Во дворе стояла толпа, одни чужие люди. Пока шл по городу, успел вспотеть, хотелось умыться и передохнуть. После монастырской кельи моя комната показалась мне просторной и светлой, без этого тяжелого духа сырой земли, напоминавшего не свежую благодатную пашню, а яму могильную, прости меня, Господи. Не умею я Тебе врать, да и не утаишь перед тобой ничего, но странна это обитель добромыльская: и притягивает, и отталкивает. Может, дело во мне, потому что я будто составлен из двух половинок, никак не могущих притереться одна к другой. И стал я таковым, взяв на себя ярмо земное старосты мостиского и вышенского и, хоть игумен и говорит, что это грех не мой, а тех, склонивших меня к этому, я ощущаю в себе грех сребролюбия, грех страха и грех гордыни.
С трепетом и опаской пошёл я к ужину, не так есть, как разузнать новости. Хотел посмотреть на сына ясновельможного, который станет здесь хозяином. Похож ли Ян Лев на отца? А ещё больше хотел узнать, нет ли вести от моего сына. Хоть и отрезанный он ломоть, потому что прилепился к жене своей, и расстались мы с ним в ссоре, но я верил, что голос крови даст о себе знать нам обоим.      Владимирко мой нраву был смирного, но в тихом болоте черти водятся.

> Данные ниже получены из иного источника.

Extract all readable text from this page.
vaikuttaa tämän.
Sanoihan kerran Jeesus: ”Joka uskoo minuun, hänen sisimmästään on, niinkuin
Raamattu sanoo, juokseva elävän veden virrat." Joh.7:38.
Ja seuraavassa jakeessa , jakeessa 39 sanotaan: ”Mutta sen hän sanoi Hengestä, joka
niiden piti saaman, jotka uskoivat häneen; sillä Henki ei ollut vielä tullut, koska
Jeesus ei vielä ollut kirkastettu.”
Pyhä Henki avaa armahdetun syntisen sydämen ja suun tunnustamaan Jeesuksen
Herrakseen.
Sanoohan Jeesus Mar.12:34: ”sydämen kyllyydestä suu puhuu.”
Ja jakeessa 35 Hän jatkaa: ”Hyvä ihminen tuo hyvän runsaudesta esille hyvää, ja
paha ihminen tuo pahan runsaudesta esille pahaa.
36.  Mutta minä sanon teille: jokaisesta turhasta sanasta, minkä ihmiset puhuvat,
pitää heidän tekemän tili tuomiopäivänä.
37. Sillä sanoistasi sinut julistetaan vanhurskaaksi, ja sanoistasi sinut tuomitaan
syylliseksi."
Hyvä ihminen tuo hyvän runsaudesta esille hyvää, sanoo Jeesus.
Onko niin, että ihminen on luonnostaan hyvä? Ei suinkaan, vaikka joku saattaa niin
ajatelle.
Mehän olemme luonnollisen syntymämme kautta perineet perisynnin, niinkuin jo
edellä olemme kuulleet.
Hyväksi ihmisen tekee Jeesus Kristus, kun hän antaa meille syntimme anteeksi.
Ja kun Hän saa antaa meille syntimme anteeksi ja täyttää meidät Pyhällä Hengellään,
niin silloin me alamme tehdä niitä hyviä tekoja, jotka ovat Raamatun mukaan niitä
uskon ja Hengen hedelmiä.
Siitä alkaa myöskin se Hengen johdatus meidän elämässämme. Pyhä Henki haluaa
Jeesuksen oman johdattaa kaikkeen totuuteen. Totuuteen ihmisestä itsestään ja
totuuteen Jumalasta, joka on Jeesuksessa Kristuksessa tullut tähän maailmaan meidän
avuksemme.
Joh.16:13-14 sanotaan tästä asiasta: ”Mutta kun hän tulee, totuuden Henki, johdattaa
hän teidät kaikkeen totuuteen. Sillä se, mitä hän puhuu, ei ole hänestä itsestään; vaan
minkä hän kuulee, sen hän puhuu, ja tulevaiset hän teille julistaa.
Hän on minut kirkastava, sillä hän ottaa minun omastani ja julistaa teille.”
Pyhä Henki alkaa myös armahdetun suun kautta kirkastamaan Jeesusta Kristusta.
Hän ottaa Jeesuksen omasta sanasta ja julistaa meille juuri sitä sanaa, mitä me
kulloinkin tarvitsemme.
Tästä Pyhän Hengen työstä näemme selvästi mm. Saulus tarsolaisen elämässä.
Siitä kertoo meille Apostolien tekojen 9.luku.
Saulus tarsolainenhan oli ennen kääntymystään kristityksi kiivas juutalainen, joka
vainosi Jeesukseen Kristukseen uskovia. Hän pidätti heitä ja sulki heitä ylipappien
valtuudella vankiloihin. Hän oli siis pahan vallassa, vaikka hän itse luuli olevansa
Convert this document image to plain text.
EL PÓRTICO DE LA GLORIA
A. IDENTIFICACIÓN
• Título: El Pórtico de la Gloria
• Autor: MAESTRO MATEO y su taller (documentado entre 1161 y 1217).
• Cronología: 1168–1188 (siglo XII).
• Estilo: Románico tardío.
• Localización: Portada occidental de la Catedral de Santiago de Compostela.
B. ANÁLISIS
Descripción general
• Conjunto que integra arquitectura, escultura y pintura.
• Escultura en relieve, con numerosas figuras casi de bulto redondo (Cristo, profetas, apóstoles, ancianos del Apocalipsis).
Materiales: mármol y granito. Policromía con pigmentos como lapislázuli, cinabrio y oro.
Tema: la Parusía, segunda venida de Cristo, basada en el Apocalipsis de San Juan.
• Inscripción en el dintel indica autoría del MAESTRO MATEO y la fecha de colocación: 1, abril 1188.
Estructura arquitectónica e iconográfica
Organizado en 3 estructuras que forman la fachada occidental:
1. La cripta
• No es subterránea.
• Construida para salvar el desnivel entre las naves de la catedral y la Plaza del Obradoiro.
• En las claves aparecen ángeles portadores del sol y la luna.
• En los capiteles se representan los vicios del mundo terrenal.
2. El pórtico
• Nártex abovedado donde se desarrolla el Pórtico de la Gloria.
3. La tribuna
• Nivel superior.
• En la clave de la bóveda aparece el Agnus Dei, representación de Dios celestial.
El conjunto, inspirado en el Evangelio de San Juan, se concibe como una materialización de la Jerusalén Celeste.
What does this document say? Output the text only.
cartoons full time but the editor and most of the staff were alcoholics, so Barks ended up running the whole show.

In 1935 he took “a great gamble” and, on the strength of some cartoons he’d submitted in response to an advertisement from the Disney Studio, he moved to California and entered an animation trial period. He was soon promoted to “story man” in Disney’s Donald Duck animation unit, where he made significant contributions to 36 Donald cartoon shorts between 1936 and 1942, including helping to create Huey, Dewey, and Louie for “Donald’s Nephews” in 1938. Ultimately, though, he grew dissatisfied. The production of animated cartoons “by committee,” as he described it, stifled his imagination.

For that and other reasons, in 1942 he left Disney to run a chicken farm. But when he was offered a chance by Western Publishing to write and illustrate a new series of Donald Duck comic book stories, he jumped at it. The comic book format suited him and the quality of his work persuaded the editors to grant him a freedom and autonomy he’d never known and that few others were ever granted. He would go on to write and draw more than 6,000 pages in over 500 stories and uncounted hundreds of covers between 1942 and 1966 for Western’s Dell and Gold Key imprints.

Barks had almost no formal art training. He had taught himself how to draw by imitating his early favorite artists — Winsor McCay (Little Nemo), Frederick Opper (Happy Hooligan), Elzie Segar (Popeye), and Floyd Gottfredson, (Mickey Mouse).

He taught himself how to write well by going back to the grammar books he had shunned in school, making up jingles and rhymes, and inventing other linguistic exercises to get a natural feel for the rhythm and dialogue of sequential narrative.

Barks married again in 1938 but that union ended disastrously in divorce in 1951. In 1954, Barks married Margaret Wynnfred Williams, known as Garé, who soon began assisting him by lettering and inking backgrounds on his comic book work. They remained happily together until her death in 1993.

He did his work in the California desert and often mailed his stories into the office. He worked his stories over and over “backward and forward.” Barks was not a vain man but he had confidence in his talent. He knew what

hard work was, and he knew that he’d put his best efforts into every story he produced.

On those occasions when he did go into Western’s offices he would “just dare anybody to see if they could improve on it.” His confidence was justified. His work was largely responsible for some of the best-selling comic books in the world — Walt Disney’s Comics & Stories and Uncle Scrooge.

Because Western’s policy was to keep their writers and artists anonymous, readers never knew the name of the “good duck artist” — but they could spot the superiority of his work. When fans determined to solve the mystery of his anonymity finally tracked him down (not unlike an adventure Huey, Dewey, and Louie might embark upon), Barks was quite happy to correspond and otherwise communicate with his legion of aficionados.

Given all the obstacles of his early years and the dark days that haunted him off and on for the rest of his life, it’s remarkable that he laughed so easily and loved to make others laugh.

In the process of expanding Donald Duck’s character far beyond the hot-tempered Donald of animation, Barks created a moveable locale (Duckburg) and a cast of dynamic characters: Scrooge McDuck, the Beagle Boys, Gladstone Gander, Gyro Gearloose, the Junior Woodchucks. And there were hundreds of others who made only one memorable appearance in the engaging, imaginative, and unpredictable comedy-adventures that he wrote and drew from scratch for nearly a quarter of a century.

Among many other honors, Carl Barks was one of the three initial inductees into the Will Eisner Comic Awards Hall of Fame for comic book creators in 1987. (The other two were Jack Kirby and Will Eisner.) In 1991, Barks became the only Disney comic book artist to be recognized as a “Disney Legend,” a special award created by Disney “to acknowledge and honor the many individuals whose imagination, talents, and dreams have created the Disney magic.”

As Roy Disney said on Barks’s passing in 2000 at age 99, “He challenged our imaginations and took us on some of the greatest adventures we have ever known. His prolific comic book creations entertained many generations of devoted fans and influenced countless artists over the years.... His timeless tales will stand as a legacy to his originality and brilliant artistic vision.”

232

Это я подметил, когда он всердцах бросил мне: «Не повезло Вам, батьку, выслужиться, как другие выслуживаются, что же это за служба такая». Как ему объяснить, не понимает ведь, глупец, что служил я хорошо, кланялся плохо. Со злыми был добрый, с лжецами — честным, с хитрецами — искренний. Поэтому и протянула Фортуна мне руку не с золотыми, а с железными пальцами.
   (АК: В «Разговоре Геркулеса с Фортуной» последняя описывается описывается как женщина, у которой одна рука с золотыми пальцами, а другая — с железными.)
Увидеть паныча мне довелось мельком, когда он проходил через трапезную — парень в чёрном с опущеными глазами. Растерянная заплаканная сиротинушка, а не сын магната. Был с ним пан Пшерембский, удерживал парня тяжёлой рукой за плечо, но не с тем, чтобы защитить, а чтобы принизить к земле, чтобы не подхватило ветром и не унесло куда, ведь может понадобиться. Всё-таки, преемник Гербурта, последний из рода. Кроме меня, похоже, никто на них внимания не обратил, иначе бы не болтали языками.
Я съел кусок хлеба, свежего и душистого, выпил немного узвара. Хотел взять солёную рыбу, но подумал, что ночью захочется пить. Заметил шляхтичей, постившихся, как и я, были они нездешние и не волынские. Из Мостиск, пожалуй, приехали, со двора.
(АК: В Мостисках Ян Щенснй Гербурт поставил во власти немало русинов, что очень возмущало некоторых поляков.)
   На другой день после службы в церкви я начал разыскивать добромыльского дворецкого, чтобы тот увидал, что я слово своё сдержал, не убежал. Попался мне на глаза, когда беседовал с каким-то богато одетым пузатым паном, выглядевшим петухом среди людей, одетых в чёрное. Не подошёл, не захотел мешать. Пусть, нужен буду, сам найдёт.
   Вот теперь только потеплело, пошла в рост трава, зашевелились деревья. Поутру мне птичка под окном пела «чик-чирик», как в звонок звонила. И назвонила. Прислали за мной. Я даже обрадовался. Лучше отбыть сейчас, нежели слоняться по замку, в котором меня никто не знает и не узнает во мне куклу покойного. Бедные шляхтичи меня обходят, потому что вознёсся я над ними как осот над пшеницей, а богатые знают, что после погребения меня ждёт забвение. Знали бы они, что я мечтаю поскорее отбыть сию душевную экзекуцию. Ни за что не догадался бы, что придётся встретиться не только с дворецким, но и с портным ясновельможного. Вертели они меня в разные стороны, осматривали, качали головами, я уж думал, что сейчас скажут:
   — Нет, пан-братец, не подходишь ты нам!
Я и сам знал, что ясновельможный был коренастее и шире меня в плечах, да и лицо у него было круглее.
   — Не предупреждал ли я пана, чтобы был осторожнее? — начал укорять меня дворецкий. — Жупан болтается на пане, как на шесте. Почему пан так похудел? Плохо кормят?
   — Великий пост нынче, — сказал я, и оба переглянулись так, будто нож в сердце вере отцов воткнули.
   — Пост здесь при чём? — рассвирепел дворецкий. — Мне дела нет до инаковерия пана! Ясновельможная вдова хотела посмотреть на пана, кого я ей предъявлю?
Когда я это услыхал, у меня даже поджилки затряслись. Сама ясновельможная! Перед ней испытывал страх. Княжна, как-никак. Мы у себя смотрели на них снизу вверх. Мы на земле, а они над нами высоко-высоко. Портной, видимо, заметил мою бледность и пробормотал:
   — Но, с другой стороны, вашмосць, худого полным сделать можно, а вот полного худым — едва ли.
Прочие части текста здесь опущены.